Genetic interaction between type 1 diabetes and type 2 diabetes is further suggested by HLA haplotype interaction (18) and the finding of islet autoimmunity markers at onset in some children and adults with typical type 2 diabetes, as noted above.

      

There is considerable overlap in insulin or C-peptide measurements at onset of diabetes and over the first year or so in type 1 and type 2 diabetes because of the recovery phase of autoimmune diabetes (the honeymoon) and the degree of glucotoxicity/lipotoxicity impairing insulin secretion at the time of testing. Elevated C-peptide levels are indicative of type 2 diabetes, but normal concentrations, or suppressed levels in the presence of hyperglycemia, are not diagnostic.

      

One-third or more of pediatric patients with type 2 diabetes have ketonuria or ketoacidosis at diagnosis (9,19,20).

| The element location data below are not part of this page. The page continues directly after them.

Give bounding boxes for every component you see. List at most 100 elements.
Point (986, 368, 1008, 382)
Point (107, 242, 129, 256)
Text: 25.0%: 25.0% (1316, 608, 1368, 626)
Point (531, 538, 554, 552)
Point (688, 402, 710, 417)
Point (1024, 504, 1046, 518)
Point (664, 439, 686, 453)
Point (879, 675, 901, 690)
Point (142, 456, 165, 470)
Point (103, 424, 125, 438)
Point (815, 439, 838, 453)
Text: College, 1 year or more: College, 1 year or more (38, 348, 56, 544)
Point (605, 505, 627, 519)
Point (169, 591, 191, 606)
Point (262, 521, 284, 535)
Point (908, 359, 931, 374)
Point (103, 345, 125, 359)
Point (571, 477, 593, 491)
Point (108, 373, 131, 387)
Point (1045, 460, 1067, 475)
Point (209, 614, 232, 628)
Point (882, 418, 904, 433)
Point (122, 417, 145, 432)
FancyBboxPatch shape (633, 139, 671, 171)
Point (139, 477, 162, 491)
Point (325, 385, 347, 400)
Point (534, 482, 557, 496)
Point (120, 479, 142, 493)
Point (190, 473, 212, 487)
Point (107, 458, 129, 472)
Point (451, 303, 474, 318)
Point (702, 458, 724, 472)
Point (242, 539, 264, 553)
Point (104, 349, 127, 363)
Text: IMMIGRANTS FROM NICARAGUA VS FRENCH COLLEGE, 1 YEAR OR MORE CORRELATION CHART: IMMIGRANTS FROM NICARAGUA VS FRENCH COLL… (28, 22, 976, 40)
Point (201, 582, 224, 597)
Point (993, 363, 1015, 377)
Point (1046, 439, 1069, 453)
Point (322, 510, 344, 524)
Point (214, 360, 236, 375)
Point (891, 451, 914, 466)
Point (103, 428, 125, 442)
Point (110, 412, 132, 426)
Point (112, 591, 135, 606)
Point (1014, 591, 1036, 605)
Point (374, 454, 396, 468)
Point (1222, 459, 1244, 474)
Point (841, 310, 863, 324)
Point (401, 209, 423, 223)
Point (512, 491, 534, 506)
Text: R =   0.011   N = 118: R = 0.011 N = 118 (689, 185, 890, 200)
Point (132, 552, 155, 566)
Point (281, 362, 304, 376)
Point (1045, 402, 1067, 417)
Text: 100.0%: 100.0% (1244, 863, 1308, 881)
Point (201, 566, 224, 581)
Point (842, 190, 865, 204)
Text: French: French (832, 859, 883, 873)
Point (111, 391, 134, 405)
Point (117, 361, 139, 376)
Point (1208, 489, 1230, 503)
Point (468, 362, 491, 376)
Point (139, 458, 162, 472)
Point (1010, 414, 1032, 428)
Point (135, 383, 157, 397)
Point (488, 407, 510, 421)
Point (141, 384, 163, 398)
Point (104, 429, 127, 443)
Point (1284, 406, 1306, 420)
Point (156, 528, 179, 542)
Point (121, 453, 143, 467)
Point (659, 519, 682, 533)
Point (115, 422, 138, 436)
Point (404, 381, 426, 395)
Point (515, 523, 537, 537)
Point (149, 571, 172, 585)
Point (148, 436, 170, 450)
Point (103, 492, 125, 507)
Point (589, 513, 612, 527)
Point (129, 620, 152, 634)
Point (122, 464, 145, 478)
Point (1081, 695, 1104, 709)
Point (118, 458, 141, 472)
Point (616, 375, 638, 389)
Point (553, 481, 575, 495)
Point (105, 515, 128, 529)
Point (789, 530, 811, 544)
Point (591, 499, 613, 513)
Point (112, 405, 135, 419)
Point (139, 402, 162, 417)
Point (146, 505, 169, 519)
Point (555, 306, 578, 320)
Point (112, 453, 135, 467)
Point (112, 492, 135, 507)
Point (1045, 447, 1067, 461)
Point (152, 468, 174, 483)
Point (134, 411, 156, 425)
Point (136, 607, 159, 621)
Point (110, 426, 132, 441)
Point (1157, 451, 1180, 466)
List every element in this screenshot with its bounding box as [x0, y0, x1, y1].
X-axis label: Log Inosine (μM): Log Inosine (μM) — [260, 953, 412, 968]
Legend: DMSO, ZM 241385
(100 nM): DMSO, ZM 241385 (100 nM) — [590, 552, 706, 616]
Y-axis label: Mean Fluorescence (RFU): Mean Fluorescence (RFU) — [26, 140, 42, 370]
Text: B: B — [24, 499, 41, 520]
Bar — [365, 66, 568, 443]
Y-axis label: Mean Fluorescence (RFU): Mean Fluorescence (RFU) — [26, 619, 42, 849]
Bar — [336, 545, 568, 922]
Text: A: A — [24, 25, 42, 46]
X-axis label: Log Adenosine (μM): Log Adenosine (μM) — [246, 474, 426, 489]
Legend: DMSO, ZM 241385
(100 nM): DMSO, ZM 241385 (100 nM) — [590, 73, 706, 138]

      What Is the Magnitude of Possible Misclassification?

      

Among ∼700 patients 5–19 years old at three university centers in Florida newly diagnosed over a 5-year period from 1994 to 1999, 3% of those initially classified as having type 1 diabetes (17 of 605) were later diagnosed with type 2 diabetes, and 8% of those initially diagnosed with type 2 diabetes were reclassified as having type 1 diabetes (6 of 77) (21).

      

With increasing awareness of type 2 diabetes in children, the Florida experience probably reflects the true magnitude of the diagnostic problem.

      Features helpful in differentiating type 1 and type 2 diabetes in children and adolescents are summarized in Table 8.

      Acute Onset

      

Nonobese individuals who are not African American are very likely to have type 1 diabetes and seldom require further testing.